What ensued was a simple yet enlightening conversation on why god wouldn’t want to stay in this world. Bigotry, loss of morals, violence and distrust all made their way to the stage, with these eight-year-olds going beyond their age to understand and portray the themes. Standing along the sidelines was their proud Teach for India (TFI) tutor, Goutham Kumar.
“For us, learning is not just about a blackboard and a book. My two-year stint with these children is coming to an end and the team has so many plans to give them the right kind of exposure. This performance for Crea Shakti was one of them,” says the 24-year-old TFI fellow.
Practising for over five days, the 15-minute social satire saw the character of truth showing everything that’s wrong with the world to god — from local issues to Trump’s election, much to his disdain, ultimately forcing him to give up on humanity and leave. “God is one character we throw around to our own advantage. ‘Kadavul irukaru’ for everything. This is exactly why we chose to adapt that concept here — to show how god himself doesn’t warrant half the things that happen around us today,” adds the engineering graduate.
Hemanth, her classmate and the boy who made people fall in love with him as Trump, insists that god exists everywhere and he himself has spoken to him. “God told me that I will be successful and that I should take care of everyone,” he quips innocently.
Karthik, the boy who played the almighty, seems to be a little scared of divinity. “At temples, I have seen god enter my mom and uncle. I try not to look at them then. It is terrifying. What do you ask god then?” he says sheepishly.
Razia, the kid who essayed the role of Satya, the truth, however slams the concept. “Everyone says they see god but in reality, nobody does. Everyone just remembers god when they are in trouble and forgets him when good things happen,” she avers.
Many children hail from homes that are wrecked with dowry harassment, domestic violence, alcoholism, molestation and substance abuse, so much so that it has become commonplace for most. “Most of these kids are underprivileged and know what they are speaking about on stage; that’s what drives home the message,” Goutham says.
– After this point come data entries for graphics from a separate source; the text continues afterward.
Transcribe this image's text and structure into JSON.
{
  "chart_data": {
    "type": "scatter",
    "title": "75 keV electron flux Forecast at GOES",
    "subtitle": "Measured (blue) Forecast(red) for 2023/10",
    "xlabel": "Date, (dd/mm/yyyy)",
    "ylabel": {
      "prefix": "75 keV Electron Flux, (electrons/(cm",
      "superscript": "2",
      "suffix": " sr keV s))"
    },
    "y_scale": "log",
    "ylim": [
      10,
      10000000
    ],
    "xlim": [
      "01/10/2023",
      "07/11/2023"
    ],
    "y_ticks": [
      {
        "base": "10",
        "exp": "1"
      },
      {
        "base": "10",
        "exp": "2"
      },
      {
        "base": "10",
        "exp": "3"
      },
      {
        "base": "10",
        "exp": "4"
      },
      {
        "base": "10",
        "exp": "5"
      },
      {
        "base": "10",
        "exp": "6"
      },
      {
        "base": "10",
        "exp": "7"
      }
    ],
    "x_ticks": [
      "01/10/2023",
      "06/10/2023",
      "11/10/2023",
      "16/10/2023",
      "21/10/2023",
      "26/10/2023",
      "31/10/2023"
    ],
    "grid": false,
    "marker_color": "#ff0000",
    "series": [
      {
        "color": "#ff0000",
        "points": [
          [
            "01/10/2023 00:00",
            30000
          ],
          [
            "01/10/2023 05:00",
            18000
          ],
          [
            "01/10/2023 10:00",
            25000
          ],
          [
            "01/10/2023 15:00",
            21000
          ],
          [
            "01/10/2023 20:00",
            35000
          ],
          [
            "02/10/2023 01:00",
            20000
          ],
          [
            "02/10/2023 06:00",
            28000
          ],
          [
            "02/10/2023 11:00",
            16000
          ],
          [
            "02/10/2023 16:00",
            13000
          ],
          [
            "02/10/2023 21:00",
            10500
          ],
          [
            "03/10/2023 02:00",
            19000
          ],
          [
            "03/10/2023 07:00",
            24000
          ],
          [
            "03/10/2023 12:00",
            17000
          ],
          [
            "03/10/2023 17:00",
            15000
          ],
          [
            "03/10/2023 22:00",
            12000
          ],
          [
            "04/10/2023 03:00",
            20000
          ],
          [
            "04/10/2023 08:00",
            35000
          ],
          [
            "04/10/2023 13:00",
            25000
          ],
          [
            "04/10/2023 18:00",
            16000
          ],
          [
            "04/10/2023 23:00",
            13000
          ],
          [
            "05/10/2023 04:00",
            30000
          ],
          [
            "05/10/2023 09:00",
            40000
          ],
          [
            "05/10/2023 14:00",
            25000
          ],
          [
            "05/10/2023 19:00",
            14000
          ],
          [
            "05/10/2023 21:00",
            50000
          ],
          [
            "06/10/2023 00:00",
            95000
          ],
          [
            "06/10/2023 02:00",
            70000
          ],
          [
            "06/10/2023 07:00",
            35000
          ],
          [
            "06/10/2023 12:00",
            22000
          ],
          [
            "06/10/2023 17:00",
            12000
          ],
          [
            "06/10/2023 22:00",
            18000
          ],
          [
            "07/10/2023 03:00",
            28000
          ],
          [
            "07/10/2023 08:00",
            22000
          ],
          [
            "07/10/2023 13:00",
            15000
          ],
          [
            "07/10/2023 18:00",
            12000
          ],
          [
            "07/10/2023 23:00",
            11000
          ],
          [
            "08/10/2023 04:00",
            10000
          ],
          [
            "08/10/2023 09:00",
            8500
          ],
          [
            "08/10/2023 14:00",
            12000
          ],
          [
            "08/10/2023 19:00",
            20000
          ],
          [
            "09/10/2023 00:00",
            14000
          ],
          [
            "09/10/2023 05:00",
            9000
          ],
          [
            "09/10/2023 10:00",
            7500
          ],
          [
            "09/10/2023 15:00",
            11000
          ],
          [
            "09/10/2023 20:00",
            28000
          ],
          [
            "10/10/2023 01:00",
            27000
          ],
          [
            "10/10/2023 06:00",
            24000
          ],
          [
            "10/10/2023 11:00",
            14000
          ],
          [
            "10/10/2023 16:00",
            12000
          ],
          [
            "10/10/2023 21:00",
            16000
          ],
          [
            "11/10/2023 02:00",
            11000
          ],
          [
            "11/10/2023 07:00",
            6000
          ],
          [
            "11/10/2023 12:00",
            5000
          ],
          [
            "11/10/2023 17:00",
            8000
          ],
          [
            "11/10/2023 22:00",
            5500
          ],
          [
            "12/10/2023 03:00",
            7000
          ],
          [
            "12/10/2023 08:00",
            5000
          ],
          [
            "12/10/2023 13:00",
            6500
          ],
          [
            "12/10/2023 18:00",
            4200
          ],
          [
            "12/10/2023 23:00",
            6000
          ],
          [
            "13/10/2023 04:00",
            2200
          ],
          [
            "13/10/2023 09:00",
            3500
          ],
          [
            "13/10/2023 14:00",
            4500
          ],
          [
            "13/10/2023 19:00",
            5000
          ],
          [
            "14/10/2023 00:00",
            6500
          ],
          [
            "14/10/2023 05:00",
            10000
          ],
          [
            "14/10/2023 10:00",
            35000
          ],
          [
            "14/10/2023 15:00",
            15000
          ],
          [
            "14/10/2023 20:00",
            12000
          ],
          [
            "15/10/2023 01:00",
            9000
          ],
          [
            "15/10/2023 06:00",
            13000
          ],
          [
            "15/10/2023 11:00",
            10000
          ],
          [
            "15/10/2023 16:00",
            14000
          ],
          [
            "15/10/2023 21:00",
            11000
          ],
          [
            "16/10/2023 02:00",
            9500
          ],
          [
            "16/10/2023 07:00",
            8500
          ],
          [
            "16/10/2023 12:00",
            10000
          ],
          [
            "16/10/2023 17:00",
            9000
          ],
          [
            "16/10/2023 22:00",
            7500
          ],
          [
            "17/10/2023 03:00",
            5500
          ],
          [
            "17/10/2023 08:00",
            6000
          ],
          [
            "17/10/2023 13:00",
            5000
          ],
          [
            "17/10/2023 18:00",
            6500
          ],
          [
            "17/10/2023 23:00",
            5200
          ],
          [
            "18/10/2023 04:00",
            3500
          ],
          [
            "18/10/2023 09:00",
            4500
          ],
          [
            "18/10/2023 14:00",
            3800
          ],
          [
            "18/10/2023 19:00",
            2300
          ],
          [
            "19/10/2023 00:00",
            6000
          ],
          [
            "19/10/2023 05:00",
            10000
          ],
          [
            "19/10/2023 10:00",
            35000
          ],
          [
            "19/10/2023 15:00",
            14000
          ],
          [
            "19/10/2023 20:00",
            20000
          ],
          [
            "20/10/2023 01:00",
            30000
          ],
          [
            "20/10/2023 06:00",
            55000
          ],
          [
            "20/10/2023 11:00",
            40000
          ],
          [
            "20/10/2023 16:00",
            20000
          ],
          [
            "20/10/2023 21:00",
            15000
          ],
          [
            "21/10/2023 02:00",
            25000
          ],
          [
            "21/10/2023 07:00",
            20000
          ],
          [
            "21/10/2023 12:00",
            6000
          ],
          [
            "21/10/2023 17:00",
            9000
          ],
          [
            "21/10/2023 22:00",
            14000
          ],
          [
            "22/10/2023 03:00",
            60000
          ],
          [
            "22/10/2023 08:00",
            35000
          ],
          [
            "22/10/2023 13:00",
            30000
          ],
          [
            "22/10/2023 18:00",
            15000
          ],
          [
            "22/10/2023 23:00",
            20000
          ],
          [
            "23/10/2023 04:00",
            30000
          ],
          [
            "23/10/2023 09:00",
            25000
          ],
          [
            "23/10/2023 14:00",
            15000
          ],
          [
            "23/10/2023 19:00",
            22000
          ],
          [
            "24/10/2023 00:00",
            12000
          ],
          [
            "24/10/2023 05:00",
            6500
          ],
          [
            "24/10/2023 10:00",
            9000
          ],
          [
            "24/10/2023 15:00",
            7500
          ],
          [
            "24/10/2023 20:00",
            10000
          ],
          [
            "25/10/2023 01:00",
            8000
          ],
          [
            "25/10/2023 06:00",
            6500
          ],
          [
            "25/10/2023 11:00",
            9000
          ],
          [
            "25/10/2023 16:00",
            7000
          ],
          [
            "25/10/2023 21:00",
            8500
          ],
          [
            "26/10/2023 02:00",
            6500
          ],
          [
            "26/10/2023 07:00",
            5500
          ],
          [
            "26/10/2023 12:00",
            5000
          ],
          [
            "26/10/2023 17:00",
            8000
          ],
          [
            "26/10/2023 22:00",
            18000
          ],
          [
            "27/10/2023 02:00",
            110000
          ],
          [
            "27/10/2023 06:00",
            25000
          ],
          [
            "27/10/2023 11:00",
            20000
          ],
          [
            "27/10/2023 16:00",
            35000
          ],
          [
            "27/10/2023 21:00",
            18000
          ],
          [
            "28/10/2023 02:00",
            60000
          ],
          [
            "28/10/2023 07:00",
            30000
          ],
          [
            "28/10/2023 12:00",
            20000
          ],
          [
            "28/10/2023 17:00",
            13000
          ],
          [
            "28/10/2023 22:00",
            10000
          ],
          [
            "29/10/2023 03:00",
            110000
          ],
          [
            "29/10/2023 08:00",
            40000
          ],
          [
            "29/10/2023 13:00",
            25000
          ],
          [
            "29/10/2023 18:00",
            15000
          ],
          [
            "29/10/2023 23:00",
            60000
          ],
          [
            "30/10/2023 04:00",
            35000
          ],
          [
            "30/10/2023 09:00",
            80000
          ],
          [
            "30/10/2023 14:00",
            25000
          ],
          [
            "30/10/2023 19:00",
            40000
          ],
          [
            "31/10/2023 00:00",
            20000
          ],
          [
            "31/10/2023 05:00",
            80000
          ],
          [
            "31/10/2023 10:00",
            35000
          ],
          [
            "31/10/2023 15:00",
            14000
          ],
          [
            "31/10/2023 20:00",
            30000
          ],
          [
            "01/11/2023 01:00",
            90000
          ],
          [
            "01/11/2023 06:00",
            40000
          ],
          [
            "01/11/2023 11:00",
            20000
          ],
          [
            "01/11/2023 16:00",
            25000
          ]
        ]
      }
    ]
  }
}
He and his team have, over its two-year stint made an effort to expose them to diverse environments, from restaurant kitchens to book reading. “These are bright kids and we want them to realise what they are capable of.” Goutham is optimistic about the kids’ future. “They are all willing to learn and eager to be better than the day before. A happy child performs well and it shows,” he points out.
Touting North Madras and Saidapet as the most worrying centres for TFI fellows, he adds that there is still much to do to get them ready for mainstream. With a first live performance ticked off their bucket list, these children have many more avenues to explore. “The idea was to get people to come and see just how capable these kids are. We need appreciation, not sympathy,” he smiles. And we agree!